The agency urged officials to take action.
“There is no acceptable motive or rationale for these crimes, as there is no acceptable excuse that they should be allowed to continue with flagrant impunity,” UNICEF's Haiti representative, Annamaria Laurini, said in a statement.
“His preaching will turn the hearts of fathers to their children, and the hearts of children to their fathers. Otherwise I will come and strike the land with a curse.” — Malachi 4:6
First Lady Bush visits Haiti
(Thursday, March 13, 2008) U.S. first lady Laura Bush came to Haiti on Thursday to promote increased funding for AIDS patients and support education in the impoverished nation, The Associated Press reported.
Bush met with three young HIV-positive adults during her morning visit to GHESKIO, an AIDS clinic in a rundown section of Port-au-Prince, where she called on American legislators to increase funding to the U.S. Emergency Plan for AIDS Relief.

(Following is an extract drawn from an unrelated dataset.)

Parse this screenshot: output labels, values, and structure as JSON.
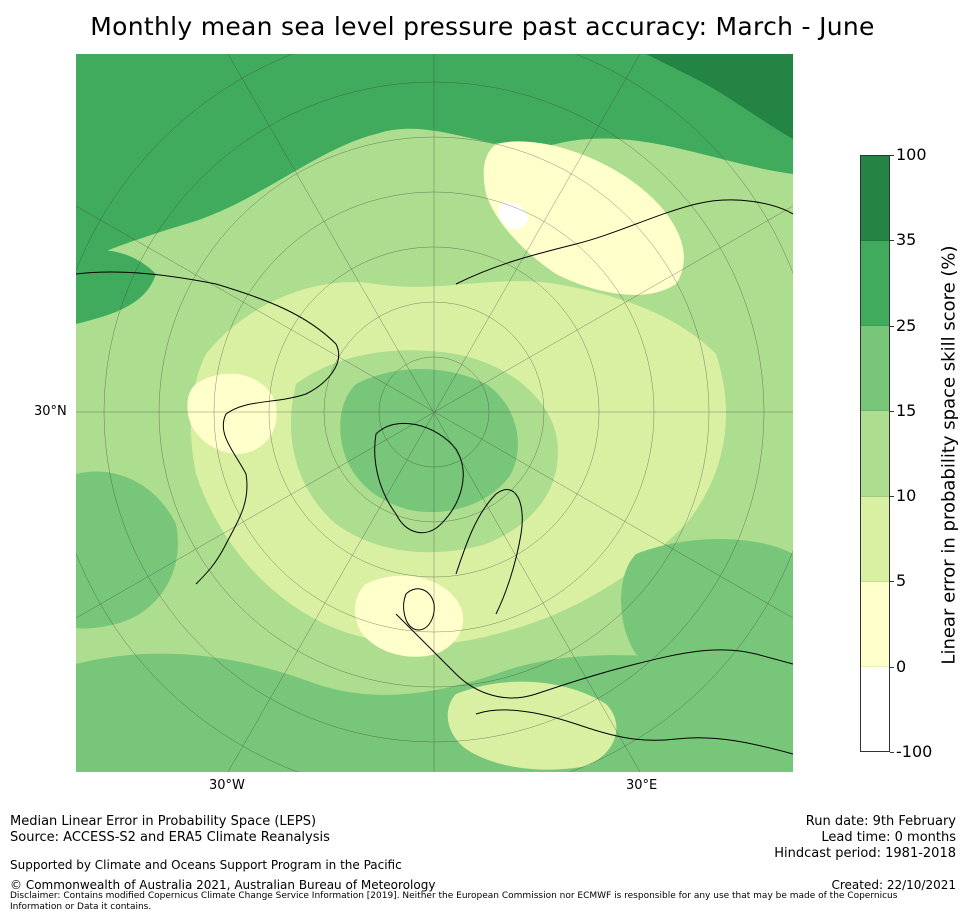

One of the patients, 20-year-old Mariana Pierre, read a poem for Bush: “Who will fight the most contagious weapon of ignorance? Who will change the darkness we live in into light?” Pierre asked.
Bush also met with a group of HIV-positive women who had received business loans through GHESKIO, Haiti's largest treatment center for sexually transmitted diseases. The acronym in French stands for the Haitian Group for the Study of Kaposi's Sarcoma and Opportunistic Infections.
Bush stopped later at a center where educators are working to reduce a 50 percent illiteracy rate.
It was the first time since Hillary Clinton arrived in 1998 that a first lady has visited Haiti.